All of a sudden everything has to stop so we can hear some digressional, sound-alike monologues in the gay aether—coming from the unseen ghosts of Tallulah Bankhead and Norma Desmond, two Williams friends who otherwise don't figure in this play?

This old dramatic device just doesn't work anymore, feebly trying to recreate that famous ''double exposure'' effect, that refracting of the crummy past through the despicable present, that the playwright intends. Mannered and dizzy in execution, this once supposedly lyrical technique has steadily devolved since ''The Glass Menagerie'' to become the playwright's favorite detour tactic for snotty critics and bored audiences.

Posing now as a new born-again playwright-heroine butching it up as a surviving, selfish realist - as a spiritual cousin to Stanley Kowalski – seems rather doomed from the start. Since Miss Crisp has never played the role of a defenseless martyr to illusions. Her version of Miss Williams has found a potential means for turning all her many shocking dramatic conflicts inside out. At the very least, it sets the stage for a powerful exorcism of Sebastian-esque chicken-jailbait guilt and shame. Smirk.

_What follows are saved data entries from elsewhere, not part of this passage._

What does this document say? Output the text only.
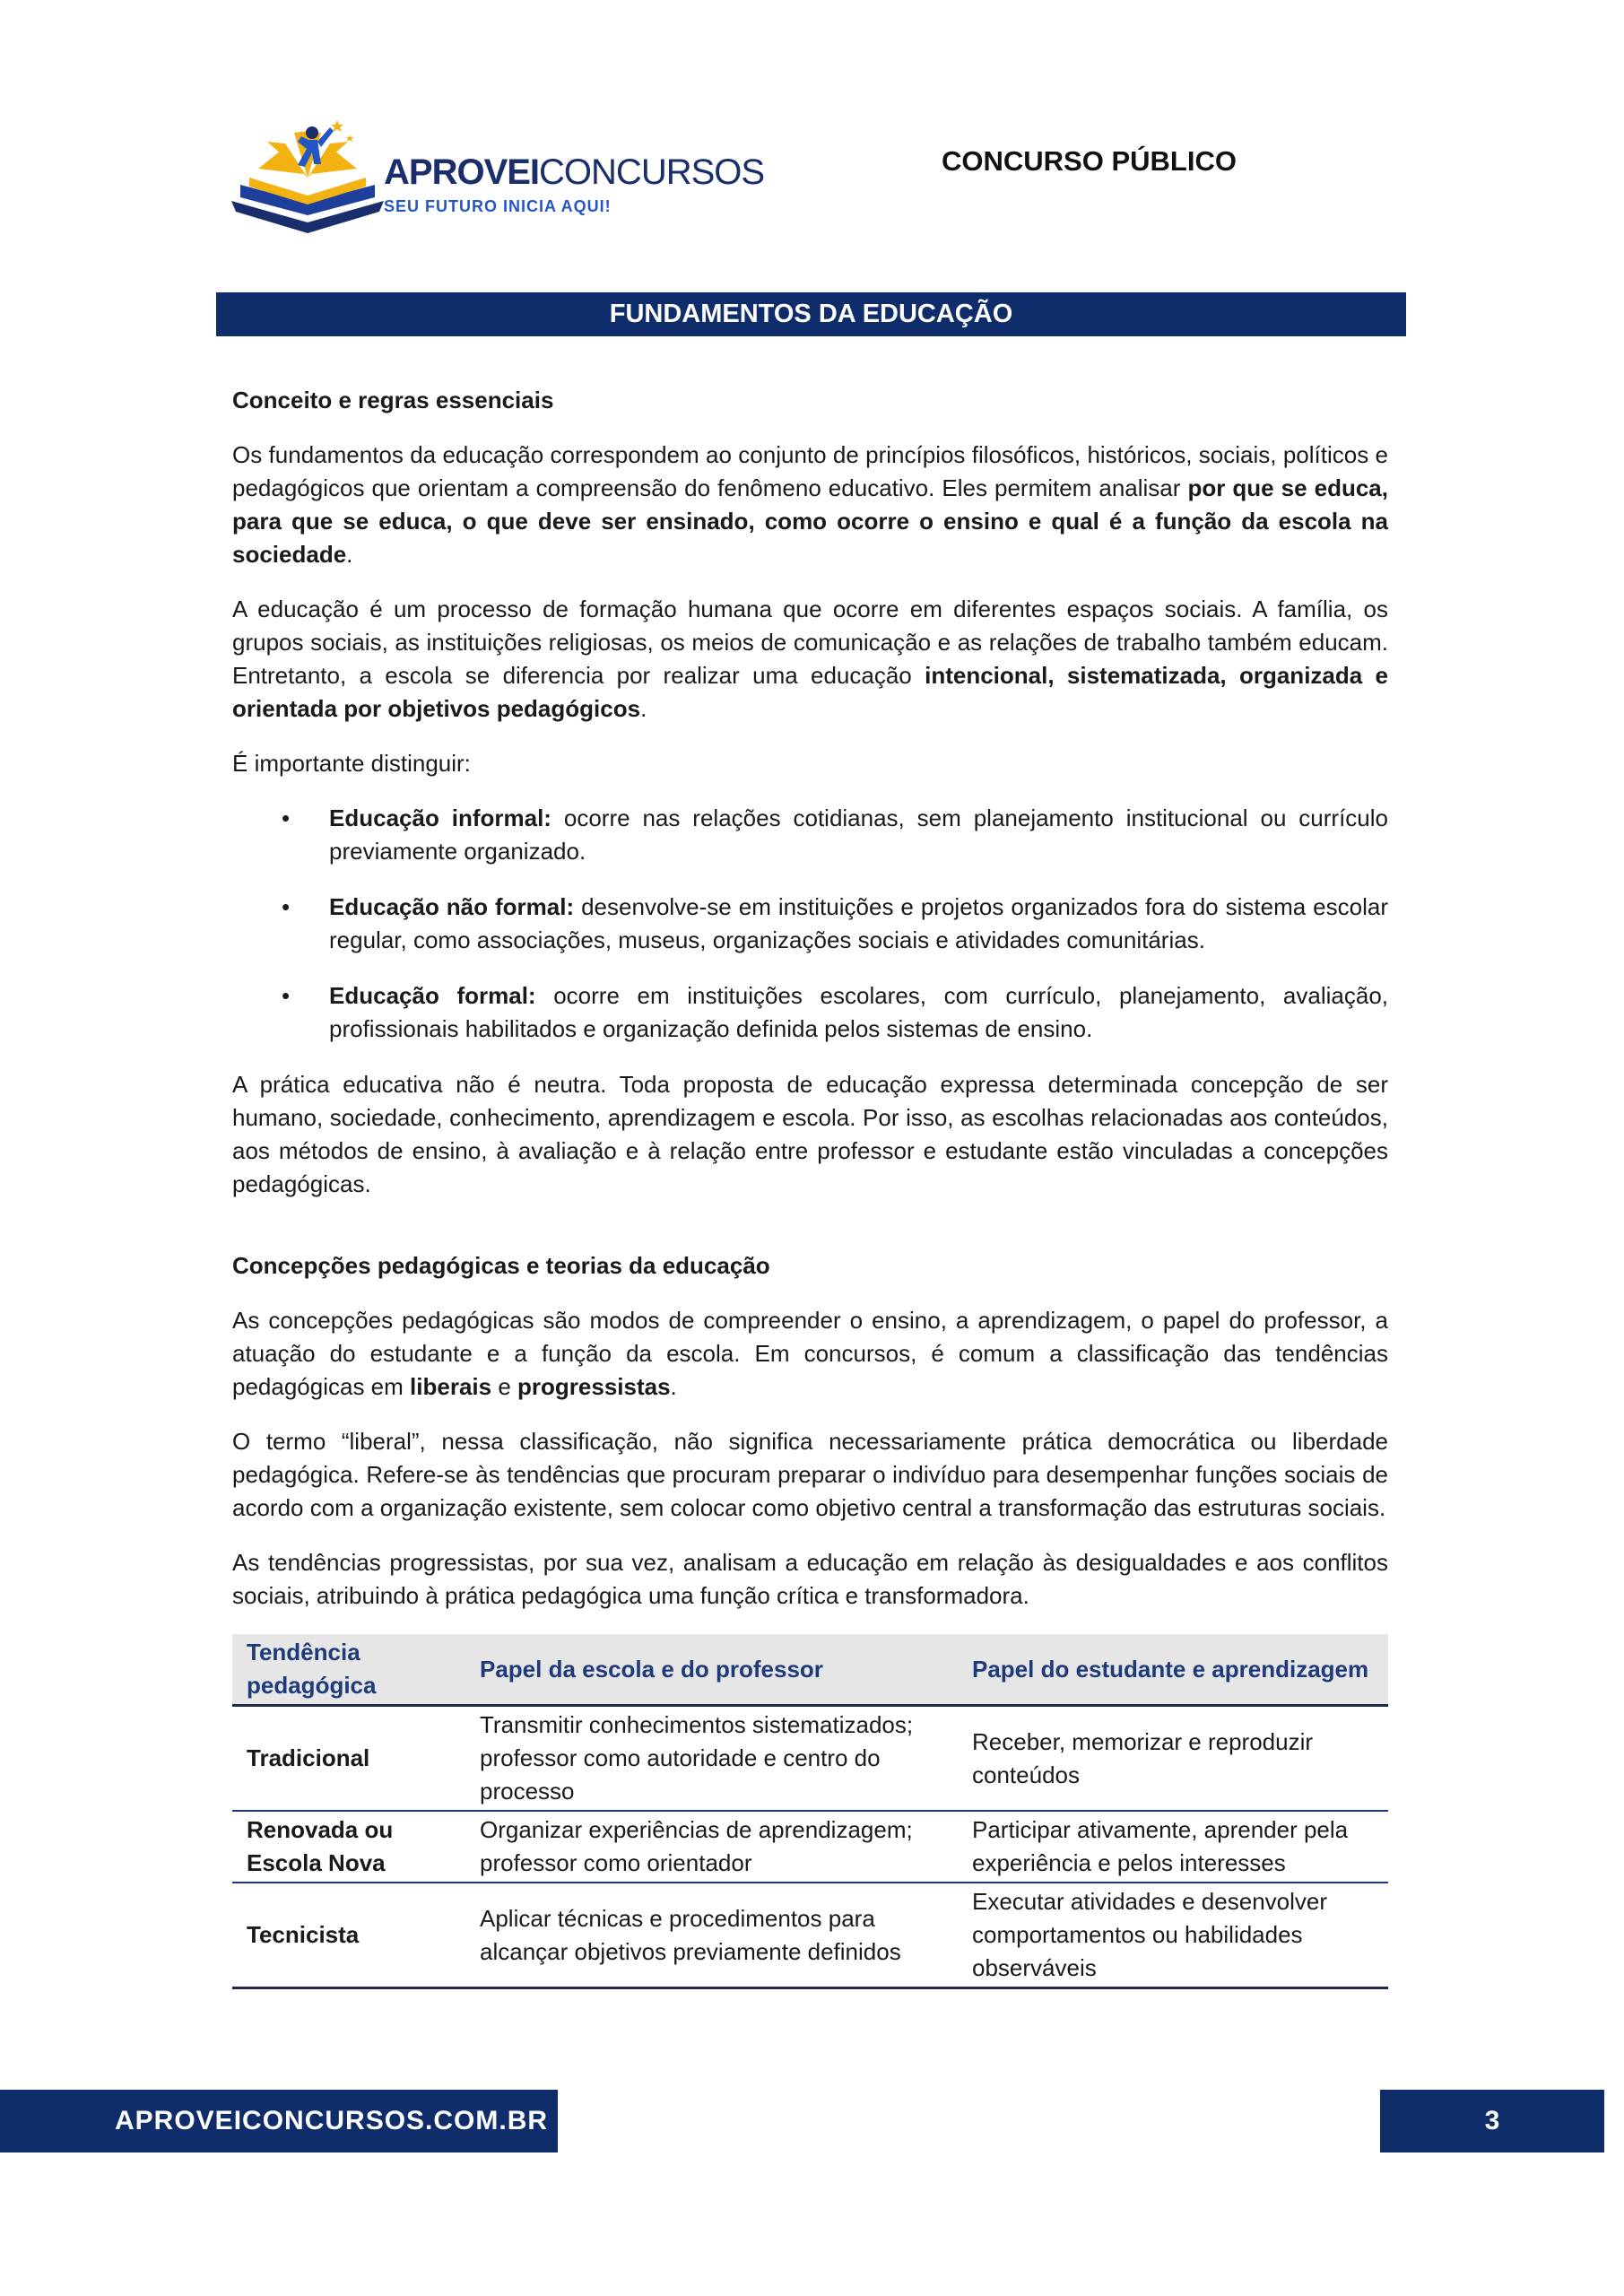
APROVEICONCURSOS
SEU FUTURO INICIA AQUI!
CONCURSO PÚBLICO
FUNDAMENTOS DA EDUCAÇÃO
Conceito e regras essenciais

Os fundamentos da educação correspondem ao conjunto de princípios filosóficos, históricos, sociais, políticos e pedagógicos que orientam a compreensão do fenômeno educativo. Eles permitem analisar por que se educa, para que se educa, o que deve ser ensinado, como ocorre o ensino e qual é a função da escola na sociedade.

A educação é um processo de formação humana que ocorre em diferentes espaços sociais. A família, os grupos sociais, as instituições religiosas, os meios de comunicação e as relações de trabalho também educam. Entretanto, a escola se diferencia por realizar uma educação intencional, sistematizada, organizada e orientada por objetivos pedagógicos.

É importante distinguir:

• Educação informal: ocorre nas relações cotidianas, sem planejamento institucional ou currículo previamente organizado.
• Educação não formal: desenvolve-se em instituições e projetos organizados fora do sistema escolar regular, como associações, museus, organizações sociais e atividades comunitárias.
• Educação formal: ocorre em instituições escolares, com currículo, planejamento, avaliação, profissionais habilitados e organização definida pelos sistemas de ensino.

A prática educativa não é neutra. Toda proposta de educação expressa determinada concepção de ser humano, sociedade, conhecimento, aprendizagem e escola. Por isso, as escolhas relacionadas aos conteúdos, aos métodos de ensino, à avaliação e à relação entre professor e estudante estão vinculadas a concepções pedagógicas.

Concepções pedagógicas e teorias da educação

As concepções pedagógicas são modos de compreender o ensino, a aprendizagem, o papel do professor, a atuação do estudante e a função da escola. Em concursos, é comum a classificação das tendências pedagógicas em liberais e progressistas.

O termo “liberal”, nessa classificação, não significa necessariamente prática democrática ou liberdade pedagógica. Refere-se às tendências que procuram preparar o indivíduo para desempenhar funções sociais de acordo com a organização existente, sem colocar como objetivo central a transformação das estruturas sociais.

As tendências progressistas, por sua vez, analisam a educação em relação às desigualdades e aos conflitos sociais, atribuindo à prática pedagógica uma função crítica e transformadora.

Tendência pedagógica	Papel da escola e do professor	Papel do estudante e aprendizagem
Tradicional	Transmitir conhecimentos sistematizados; professor como autoridade e centro do processo	Receber, memorizar e reproduzir conteúdos
Renovada ou Escola Nova	Organizar experiências de aprendizagem; professor como orientador	Participar ativamente, aprender pela experiência e pelos interesses
Tecnicista	Aplicar técnicas e procedimentos para alcançar objetivos previamente definidos	Executar atividades e desenvolver comportamentos ou habilidades observáveis
APROVEICONCURSOS.COM.BR	3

But the Sebastian Venable exorcism never happens - because the playwright can’t seem to keep her mind on the action. Without an Elizabeth Taylor fag hag to center the scene around a translucent one-piece bathing suit for the boyz of Fire Island to ogle at, well then what’s the point of continuing the effort to bring stream-of-consciousness to the stage?

It’s as if when Williams says that ''life finally seems to all occur at one time,'' then why keep dimming the lights so that she can enter a tacky trance and leap into a saccharine flashback or crummy forward? What happened to right now—when Chicken Tuna of the Sea is wiggling right there on the hook?

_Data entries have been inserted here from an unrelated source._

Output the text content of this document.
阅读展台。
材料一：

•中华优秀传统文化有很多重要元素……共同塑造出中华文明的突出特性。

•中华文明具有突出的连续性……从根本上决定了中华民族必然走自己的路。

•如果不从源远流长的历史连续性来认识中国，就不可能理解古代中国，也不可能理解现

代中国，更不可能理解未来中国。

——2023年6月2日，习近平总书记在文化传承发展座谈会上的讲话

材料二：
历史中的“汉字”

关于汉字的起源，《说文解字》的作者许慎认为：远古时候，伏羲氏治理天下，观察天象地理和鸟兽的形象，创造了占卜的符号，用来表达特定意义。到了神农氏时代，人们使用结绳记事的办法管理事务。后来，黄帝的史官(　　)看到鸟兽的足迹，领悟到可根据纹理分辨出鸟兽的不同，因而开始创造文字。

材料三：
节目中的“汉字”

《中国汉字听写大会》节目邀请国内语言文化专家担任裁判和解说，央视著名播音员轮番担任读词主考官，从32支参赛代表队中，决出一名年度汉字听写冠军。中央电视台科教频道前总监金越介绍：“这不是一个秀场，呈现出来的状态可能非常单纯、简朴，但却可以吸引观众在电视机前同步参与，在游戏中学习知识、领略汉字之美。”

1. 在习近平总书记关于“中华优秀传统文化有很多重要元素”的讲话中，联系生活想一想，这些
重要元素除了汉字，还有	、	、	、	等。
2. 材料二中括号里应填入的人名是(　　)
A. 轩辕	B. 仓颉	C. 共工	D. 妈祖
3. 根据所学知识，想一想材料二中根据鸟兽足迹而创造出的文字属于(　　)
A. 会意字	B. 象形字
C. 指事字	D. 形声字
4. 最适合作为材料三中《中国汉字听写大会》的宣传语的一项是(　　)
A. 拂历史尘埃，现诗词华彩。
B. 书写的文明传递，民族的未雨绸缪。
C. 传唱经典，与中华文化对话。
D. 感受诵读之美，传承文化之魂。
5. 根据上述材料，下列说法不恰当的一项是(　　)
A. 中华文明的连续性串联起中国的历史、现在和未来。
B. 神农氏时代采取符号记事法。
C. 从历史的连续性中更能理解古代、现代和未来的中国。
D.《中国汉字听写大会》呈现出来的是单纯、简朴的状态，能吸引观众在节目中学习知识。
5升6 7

Kip is sexually inexperienced but he’s desperate for money – so that August can just about try any scheme, however manipulative and brutish, and could very well succeed in her effort to use, exploit and violate her precious prey. (Are the tough verbs uttered by Kip truly the playwright's own? Such rude hustler lingo and slutty slang certainly are sexually provocative and suggestive.)

When leering Tennessee Williams’ first attempts to put the make on getting the young dancer in her bedroom finally come down, the playwright's tone is embarrassingly tres breathy and much too Marilyn Monroe-esque. Instead the propositioning comes out like an overly sweet Miss Havisham’s enticement of a dumb naïve Pip - sheltered by an outdated Dickens romanticism.

Soon Miss Williams’ dialog tilts toward bitterness, once she comes to realize that Kip is no naïve, innocent Pip outta “Great Expectations.” Which puts Miss Williams into an old-fashioned déjà vu swoon full of the usual self-recriminations of a bitter old queen.